2 - Des entreprises bénéficiant d’une gouvernance internationale morcelée et peu contraignant
Les multinationales évoluent dans un espace juridique encore peu régulé au niveau international, marqué par l’absence de normes contraignantes unifiées en matière sociale, environnementale ou de droits humains. Une telle situation leur permet d’échapper à la régulation étatique lorsque celle-ci n’est pas favorable à leur modèle économique. Si des instruments de régulation existent, tels que les Principes directeurs de l’ONU sur les entreprises et les droits de l’homme, les Lignes directrices de l’OCDE, ou encore les engagements du Pacte mondial, ils relèvent essentiellement de la soft law. Cette faiblesse de l’encadrement normatif permet des pratiques d’optimisation fiscale, d’évasion réglementaire, ou encore de dumping social. Les entreprises peuvent choisir les juridictions les plus favorables, externaliser certaines activités dans des pays à faible protection du travail ou de l’environnement, et ainsi contourner les obligations nationales ou les tentatives de régulation régionales ou multilatérales.
Les efforts pour remédier à cette situation existent, mais restent limités. Depuis 2014, un projet de traité international contraignant sur les entreprises et les droits de l’homme est discuté au sein du Conseil des droits de l’homme des Nations unies. Soutenu par plusieurs pays du Sud, ce projet vise à créer des obligations internationales directes pour les entreprises transnationales.

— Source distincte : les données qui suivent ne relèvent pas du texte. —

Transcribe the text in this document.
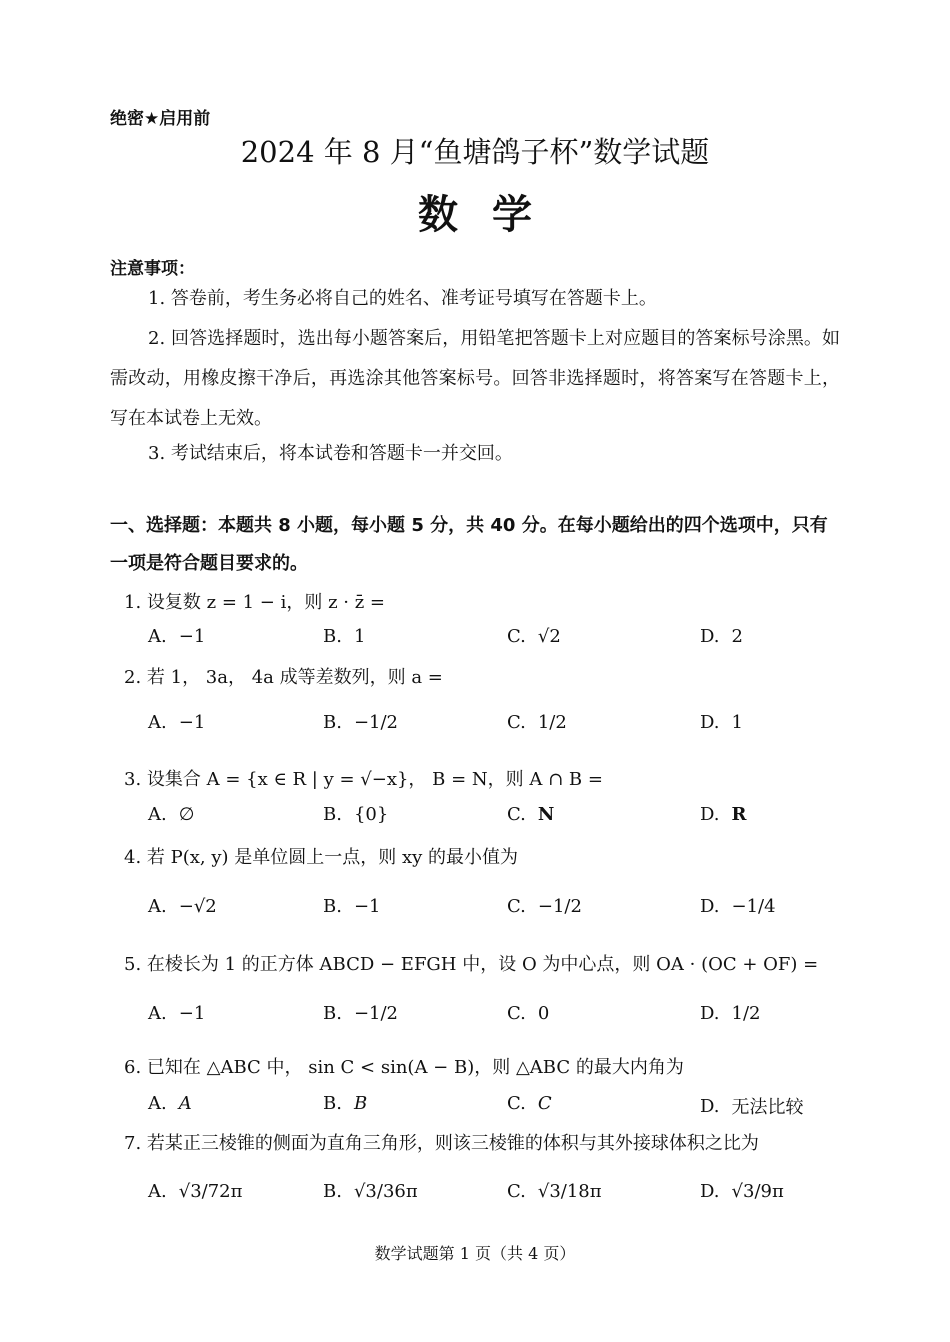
绝密★启用前
2024 年 8 月“鱼塘鸽子杯”数学试题
数学
注意事项：
1. 答卷前，考生务必将自己的姓名、准考证号填写在答题卡上。
2. 回答选择题时，选出每小题答案后，用铅笔把答题卡上对应题目的答案标号涂黑。如需改动，用橡皮擦干净后，再选涂其他答案标号。回答非选择题时，将答案写在答题卡上，写在本试卷上无效。
3. 考试结束后，将本试卷和答题卡一并交回。
一、选择题：本题共 8 小题，每小题 5 分，共 40 分。在每小题给出的四个选项中，只有一项是符合题目要求的。
1. 设复数 z = 1 − i，则 z · z̄ =
A. −1	B. 1	C. √2	D. 2
2. 若 1， 3a， 4a 成等差数列，则 a =
A. −1	B. −1/2	C. 1/2	D. 1
3. 设集合 A = {x ∈ R | y = √−x}， B = N，则 A ∩ B =
A. ∅	B. {0}	C. N	D. R
4. 若 P(x, y) 是单位圆上一点，则 xy 的最小值为
A. −√2	B. −1	C. −1/2	D. −1/4
5. 在棱长为 1 的正方体 ABCD − EFGH 中，设 O 为中心点，则 OA · (OC + OF) =
A. −1	B. −1/2	C. 0	D. 1/2
6. 已知在 △ABC 中， sin C < sin(A − B)，则 △ABC 的最大内角为
A. A	B. B	C. C	D. 无法比较
7. 若某正三棱锥的侧面为直角三角形，则该三棱锥的体积与其外接球体积之比为
A. √3/72π	B. √3/36π	C. √3/18π	D. √3/9π
数学试题第 1 页（共 4 页）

Toutefois, il fait face à de fortes résistances de la part des pays du Nord et des lobbies économiques, ce qui ralentit son aboutissement. De même, les tentatives de mise en place d’une fiscalité internationale équitable (notamment autour d’un impôt minimal sur les sociétés) rencontrent des blocages politiques majeurs. La taxation des GAFA au sein de l’Union européenne en est un exemple frappant. Ce type de taxe doit en effet être voté à l’unanimité des États membres. Or, certains États européens font blocage à ces initiatives, à l’instar de la République d’Irlande qui est un paradis fiscal pour les entreprises et accueille ainsi le siège européen de nombreuses multinationales, comme Apple par exemple. En l’absence de cadre universel contraignant, la fragmentation de la gouvernance économique internationale se poursuit, avec une multiplication d’initiatives privées et d’accords bilatéraux qui manquent souvent de cohérence, de transparence et d’efficacité. Cela limite la capacité de la communauté internationale à encadrer l’action des multinationales de manière uniforme et équitable, en particulier dans les pays les plus vulnérables et leur laisse une importante marge de manœuvre pour influencer les relations internationales.